We have mentioned this movement, as it is an example of cooperation that involve official institutions together with organisations from industry and the non-profit sector in recognition of the vital need to empower young people to understand the theory and application of coding. This example can be spread for others initiatives, which will help the main purpose of empowering young generation with proper digital skills for labour life and not only.
As teachers, many of us also as parents, we are anyway in the middle of these disputes. That's why it's our job to look for solutions to the issues raised by the use of mobile devices and dedicated applications in order to achieve the goals listed above.
Why Mobile Devices? Because this is a trend, given the benefits offered, such as freedom of movement that does not restrict access to resources. And in terms of costs, this approach is better. If we also appeal to the BYOD method, the advantage that schools have it is obviously.
The exponential development of using the Internet and mobile devices for access and exploitation of digital resources by students has forced us to adapt the techniques and methods that we, as teachers, use in classrooms.
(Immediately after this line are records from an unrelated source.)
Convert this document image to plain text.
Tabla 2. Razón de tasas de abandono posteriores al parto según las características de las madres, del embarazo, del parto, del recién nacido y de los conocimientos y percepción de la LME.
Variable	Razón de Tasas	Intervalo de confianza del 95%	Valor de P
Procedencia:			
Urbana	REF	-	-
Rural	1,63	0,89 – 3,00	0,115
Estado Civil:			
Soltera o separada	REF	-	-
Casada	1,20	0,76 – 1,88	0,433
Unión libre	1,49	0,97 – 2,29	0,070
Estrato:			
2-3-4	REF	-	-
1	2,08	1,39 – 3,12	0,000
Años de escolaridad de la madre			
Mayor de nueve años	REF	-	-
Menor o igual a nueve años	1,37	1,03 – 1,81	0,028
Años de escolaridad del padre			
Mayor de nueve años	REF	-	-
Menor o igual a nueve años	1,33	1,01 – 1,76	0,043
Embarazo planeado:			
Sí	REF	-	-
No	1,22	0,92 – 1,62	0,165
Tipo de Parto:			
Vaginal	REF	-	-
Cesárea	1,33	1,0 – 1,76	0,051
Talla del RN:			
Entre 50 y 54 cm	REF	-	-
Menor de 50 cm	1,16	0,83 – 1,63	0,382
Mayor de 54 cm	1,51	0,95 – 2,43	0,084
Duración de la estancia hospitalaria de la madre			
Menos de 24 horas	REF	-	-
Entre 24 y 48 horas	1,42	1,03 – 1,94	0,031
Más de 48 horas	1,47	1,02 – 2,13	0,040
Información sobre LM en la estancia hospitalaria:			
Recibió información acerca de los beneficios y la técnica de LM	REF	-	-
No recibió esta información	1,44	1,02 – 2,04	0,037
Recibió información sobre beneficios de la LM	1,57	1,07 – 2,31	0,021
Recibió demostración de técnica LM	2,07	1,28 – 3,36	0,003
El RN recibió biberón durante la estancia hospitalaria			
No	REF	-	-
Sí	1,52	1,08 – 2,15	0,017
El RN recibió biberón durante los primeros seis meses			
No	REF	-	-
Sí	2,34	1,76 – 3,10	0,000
However, these devices have expanded the educational process beyond the school boundaries, increasingly collaborating teacher-students, students-students or teacher-teachers, who are outside the same classroom, most of the time. But are we prepared for these radical changes in the educational paradigm? Young generations of teachers in some countries benefit from such specialized courses, during faculty, unfortunately only on a small scale. But what do we do with generations that have been educated before the emergence of such technical cooperation and communication possibilities?